The invention describes the method of the patterning of hydrogels in liquid (native) sate through electron (x-ray) transparent membranes. Such a membrane is molecularly impermeable (or partially permeable) separates the electron and x-ray optics from the high pressure ambient of the sample. Strong dependence of the attenuation length of electrons and, x-ray radiation in a dense medium on energy is used for controlled crosslinking of liquid polymer solution to fabricate 2-and 3-dimensional gel structures with submicron spatial resolution. The key advantage of the method compare to prior dry gel patterning is ability to micropattern gel solution in its liquid state. This allows for additive fabrication of multi-compositional 2D and 3D-gel constructs (e.g. for tissue or soft robotics engineering etc.), addressable gel-encapsulation of the objects of interest (e.g. drugs, biomolecules, functional nanoparticles), gel-coating and patterning of functional entities such as live biological objects, composites, electrochemical electrodes etc.

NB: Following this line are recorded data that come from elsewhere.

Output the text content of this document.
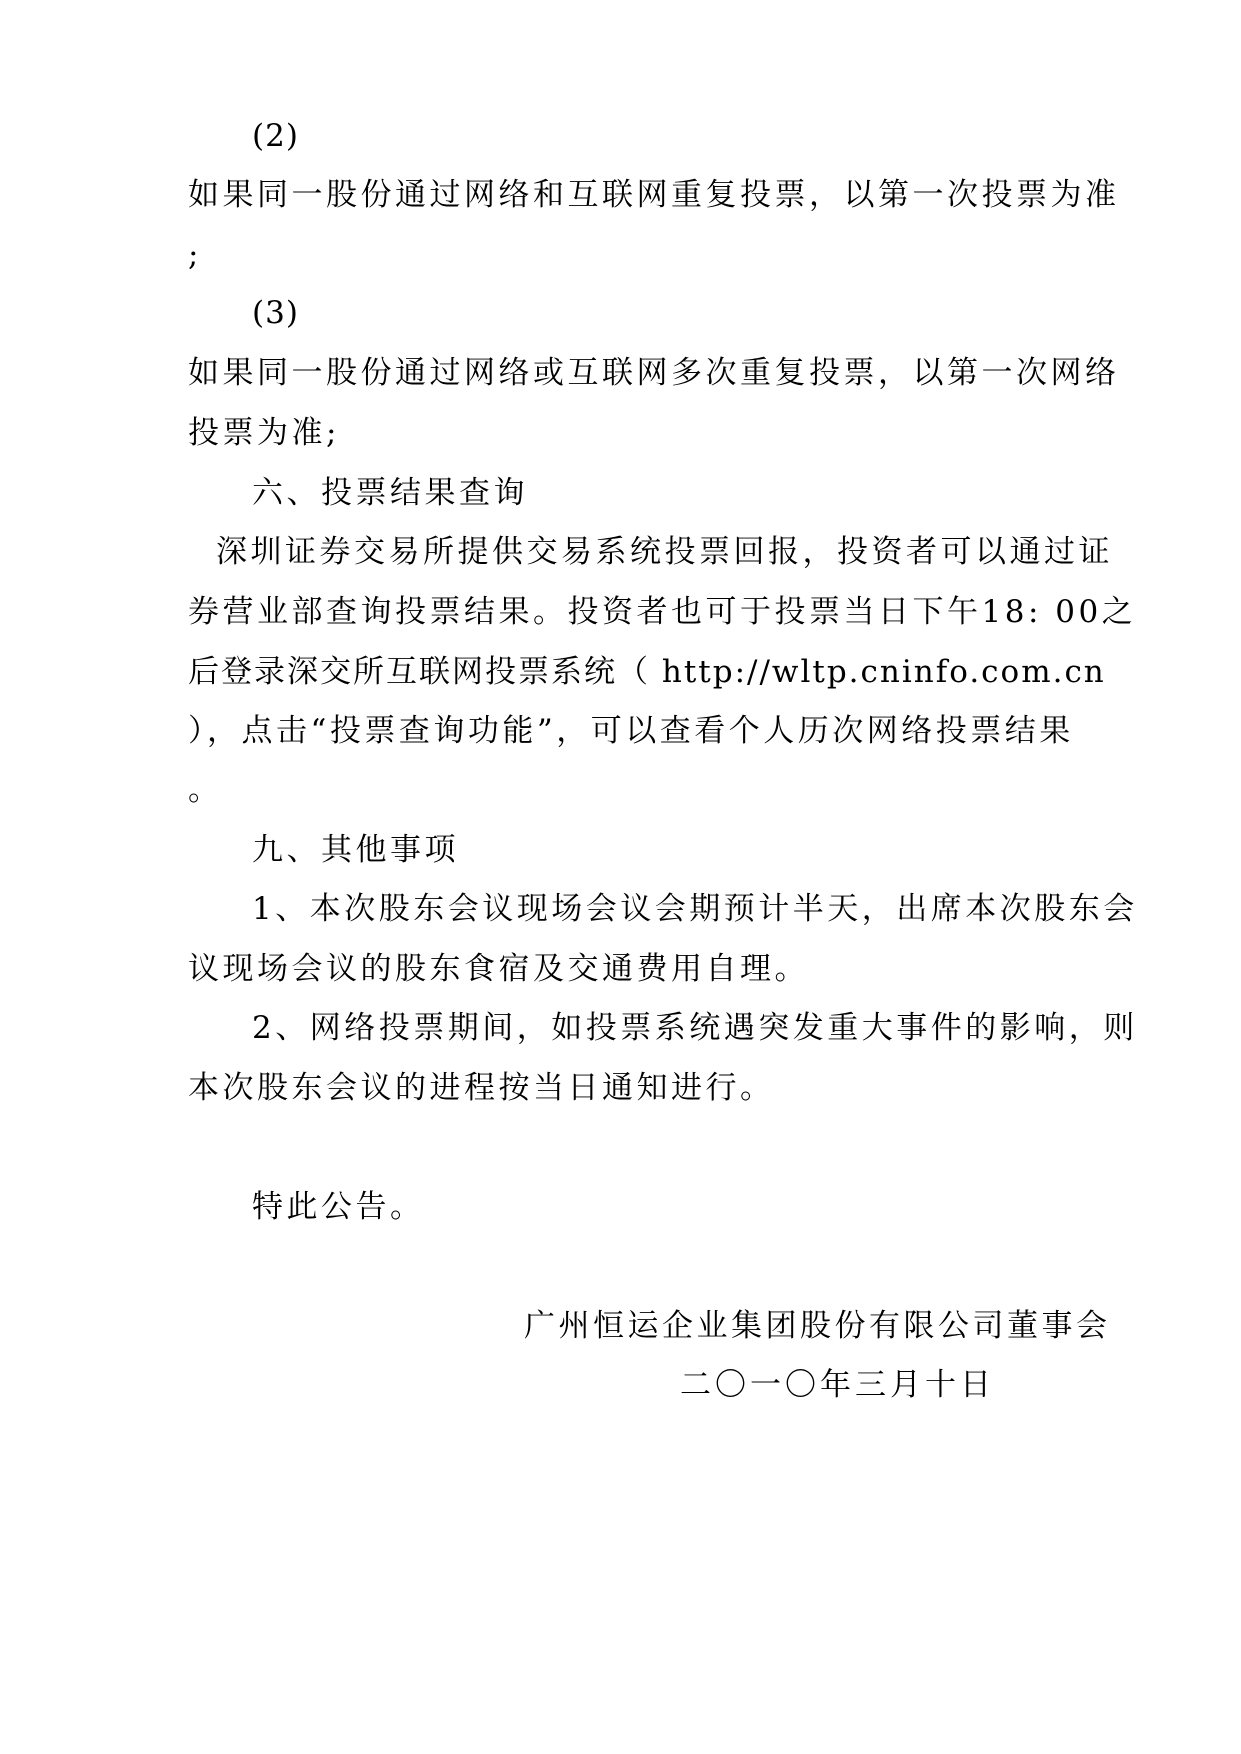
(2)
如果同一股份通过网络和互联网重复投票，以第一次投票为准
;
(3)
如果同一股份通过网络或互联网多次重复投票，以第一次网络
投票为准;
六、投票结果查询
深圳证券交易所提供交易系统投票回报，投资者可以通过证
券营业部查询投票结果。投资者也可于投票当日下午18: 00之
后登录深交所互联网投票系统（ http://wltp.cninfo.com.cn
），点击“投票查询功能”，可以查看个人历次网络投票结果
。
九、其他事项
1、本次股东会议现场会议会期预计半天，出席本次股东会
议现场会议的股东食宿及交通费用自理。
2、网络投票期间，如投票系统遇突发重大事件的影响，则
本次股东会议的进程按当日通知进行。
特此公告。
广州恒运企业集团股份有限公司董事会
二〇一〇年三月十日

The fabrication of 2D and 3D structures out of liquid biocompatible hydrogel solutions has become pivotal technology for tissue engineering, soft robotics, biosensing, drug delivery, wounds treatment and biomedical research in general.
State-of-the-art additive manufacturing from liquid gels is based on photoinduced crosslinking of the polymer solution and therefore is limited to micron level spatial resolution by the diffraction limit of the optics. The obvious direction to improve resolution would be to use electrons or X-rays as the trigger as they can have much smaller wavelength and mean free path in a dense matter which can also be controlled by their energy. However, state- of the art e-beam and X-ray lithography is essentially 2D process which requires vacuum conditions and therefore dry samples. and lacks the potential to perform truly 3D printing in a continuous process. In the disclosed invention, we overcome this barrier via the use of an electron and X-ray transparent membrane, which isolates the vacuum of the radiation chamber source from the liquid sample.
In our invention, the electron or X-ray beam penetrates in to the liquid after passing through the membrane and crosslinks the polymer molecules in the liquid solution within the interaction volume. The spatial resolution of this technique mainly depends on the size of the interaction volume, which in turn is a function of electron/x-ray energy and can be tuned from 10 nm to tens of microns. In addition, the structure size and degree of the crosslinking can be controlled by the additional set of parameters such as: irradiation dose (flux, exposure time, dwell time, pitch size in case of scanning), temperature (diffusion), concentration of the solute.